Der Charro-Film ist eine mexikanische Anverwandlung des sich ungefähr gleichzeitig entwickelnden klassischen Western der Hollywood-Zeit, entwickelte sich aber vor allem als Musical oder Singspiel weiter (und wurde dann comedia ranchero genannt); er ist durch die Mischung von vier Elementen gekennzeichnet: Komödie, Tragödie, populäre Musik, folkloristische oder nationale Themen.  Er enthält dabei ausgeprägte Genre-Elemente des Hollywood-Western (wie z.B. in Raoúl de Andas El Charro Negro, 1940, der gleich drei Sequels hatte); als historischer Hintergrund dient immer wieder die mexikanische Revolution.
Auch das Hollywood-Kino adaptierte die Figur des Charro; so verkleidete sich sogar einmal Elvis Presley als Mexikaner (in Charro!, 1969, Charles Marquis Warren).

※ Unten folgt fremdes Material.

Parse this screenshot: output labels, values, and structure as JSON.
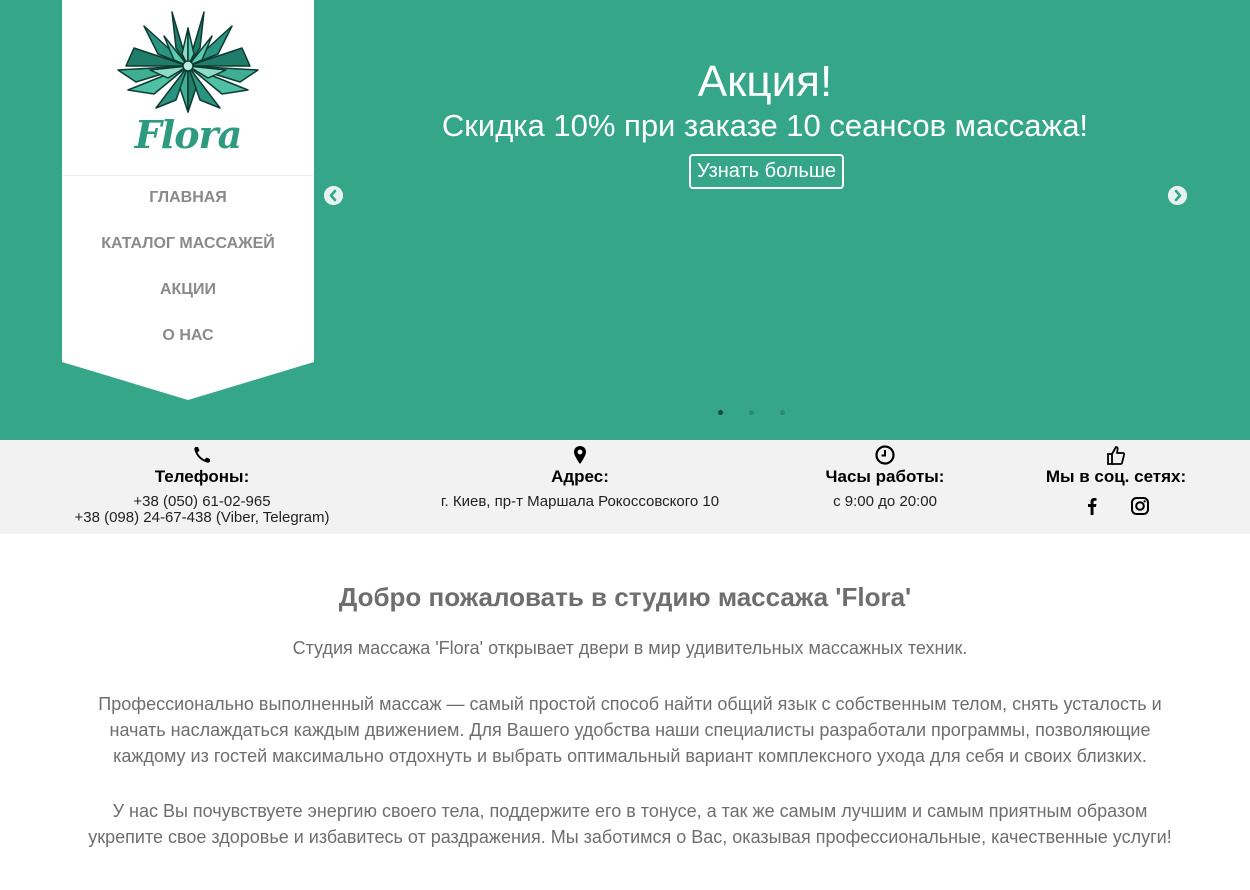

Allerdings wird hier die Charro-Tracht oft als Ausdruck einer Traditionskultur behauptet, die zwar stolz und ehrenhaft ist, die aber den Modernisierungen des Westens oft hilflos gegenübersteht. Im Italo-Western wird die Charro-Tracht zur Kennzeichnung der repressiven Herren-Gestalten der feudalen Oberschicht verwendet, also gerade in Umkehrung der Bedeutungshorizonte, die sie im klassischen Charro-Film anzeigte.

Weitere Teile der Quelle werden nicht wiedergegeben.